1.Jelaskan dengan singkat apa yang dimaksut dengan
a). Pertumbuhan kesenjangan?
b).Kemiskinan?
2.Sebutkan dan jelaskan program faktor-faktor penyebab kemiskinan ?
3. Sebut dan jelaskan program pemerintah saat ini untuk mengurangi kemiskinan di indonesia?
Jawaban
1.
b).Kesenjangan ekonomi adalah terjadinya ketimpangan dalam distribusi pendapatan antara kelompok masyarakat berpenghasilan tinggi dan kelompok masyarakat berpenghasilan rendah.
Kemiskinan dan kesenjangan ekonomi merupakan 2 masalah besar di negara-negara berkembang.
Di Indonesia pada awal pemerintahan Orde Baru, pemerintah menetapkan kebijaksanaan pembangunan yang disebut dengan“TRICKLE DOWN EFFECTS” yaitu bagaimana mencapai laju pertumbuhan ekonomi yang tinggi dalam suatu periode yang relatif singkat.
Untuk itu, maka pembangunan ekonomi nasional dimulai dari Pulau Jawa (khususnya jawa Barat), dengan alasan bahwa di Pulau Jawa sudah tersedia infrastruktur, dengan harapan bahwa hasil-hasil pembangunan itu akan menetes ke sektor dan wilayah lain di Indonesia.
Akan tetapi sejarah menunjukkan bahwa setelah 10 tahun berlalu sejak Pelita I (1969) ternyata efek tersebut tidak tepat.

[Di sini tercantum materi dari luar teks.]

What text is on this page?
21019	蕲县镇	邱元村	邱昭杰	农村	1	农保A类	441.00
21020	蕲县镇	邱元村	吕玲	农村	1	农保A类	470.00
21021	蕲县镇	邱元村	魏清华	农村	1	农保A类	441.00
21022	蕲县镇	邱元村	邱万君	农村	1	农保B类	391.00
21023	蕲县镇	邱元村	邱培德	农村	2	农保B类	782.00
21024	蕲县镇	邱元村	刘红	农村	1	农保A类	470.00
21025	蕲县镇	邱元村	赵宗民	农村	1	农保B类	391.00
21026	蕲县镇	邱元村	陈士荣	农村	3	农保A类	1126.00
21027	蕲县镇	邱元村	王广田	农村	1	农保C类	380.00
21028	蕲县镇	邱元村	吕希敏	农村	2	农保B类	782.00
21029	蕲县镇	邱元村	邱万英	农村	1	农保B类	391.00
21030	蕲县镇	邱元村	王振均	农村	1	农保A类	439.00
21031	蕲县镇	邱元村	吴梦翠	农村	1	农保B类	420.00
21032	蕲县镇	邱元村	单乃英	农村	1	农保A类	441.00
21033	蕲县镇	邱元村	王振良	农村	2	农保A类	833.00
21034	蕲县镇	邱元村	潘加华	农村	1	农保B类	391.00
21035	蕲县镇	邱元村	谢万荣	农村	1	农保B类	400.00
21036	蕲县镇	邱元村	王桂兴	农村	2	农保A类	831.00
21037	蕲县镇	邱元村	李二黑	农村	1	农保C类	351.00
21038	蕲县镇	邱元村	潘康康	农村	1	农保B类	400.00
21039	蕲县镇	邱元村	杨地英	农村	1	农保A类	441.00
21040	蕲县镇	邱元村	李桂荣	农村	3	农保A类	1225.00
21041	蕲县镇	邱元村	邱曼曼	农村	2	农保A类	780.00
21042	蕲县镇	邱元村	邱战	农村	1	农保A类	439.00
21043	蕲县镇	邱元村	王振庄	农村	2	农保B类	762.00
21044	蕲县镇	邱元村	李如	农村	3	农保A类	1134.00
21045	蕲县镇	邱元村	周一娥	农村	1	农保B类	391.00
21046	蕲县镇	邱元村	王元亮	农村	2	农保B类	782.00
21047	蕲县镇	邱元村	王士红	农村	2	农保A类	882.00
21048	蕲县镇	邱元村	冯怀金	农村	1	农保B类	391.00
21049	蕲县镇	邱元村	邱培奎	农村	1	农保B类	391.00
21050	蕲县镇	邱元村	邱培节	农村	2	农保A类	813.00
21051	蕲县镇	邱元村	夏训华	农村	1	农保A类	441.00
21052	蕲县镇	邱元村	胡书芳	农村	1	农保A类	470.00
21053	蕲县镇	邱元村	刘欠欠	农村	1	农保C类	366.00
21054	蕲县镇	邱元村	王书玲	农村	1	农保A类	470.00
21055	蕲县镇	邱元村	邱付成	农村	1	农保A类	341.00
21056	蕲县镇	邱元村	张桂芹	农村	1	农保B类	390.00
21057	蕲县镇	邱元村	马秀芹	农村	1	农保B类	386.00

Memang pertumbuhan ekonomi Indonesia relatif tinggi pada dekade 1980-an hingga pertengahan 1990-an (sebelum krisis ekonomi), tetapi tingkat kesenjangan juga semakin besar dan jumlah orang miskin tetap banyak.
Keberhasilan pembangunan ekonomi tidak hanya dilihat dari pertumbuhan ekonomi saja, tetapi yang lebih penting adalah Distribusi Peningkatan Pendapatan kepada semua anggota masyarakat.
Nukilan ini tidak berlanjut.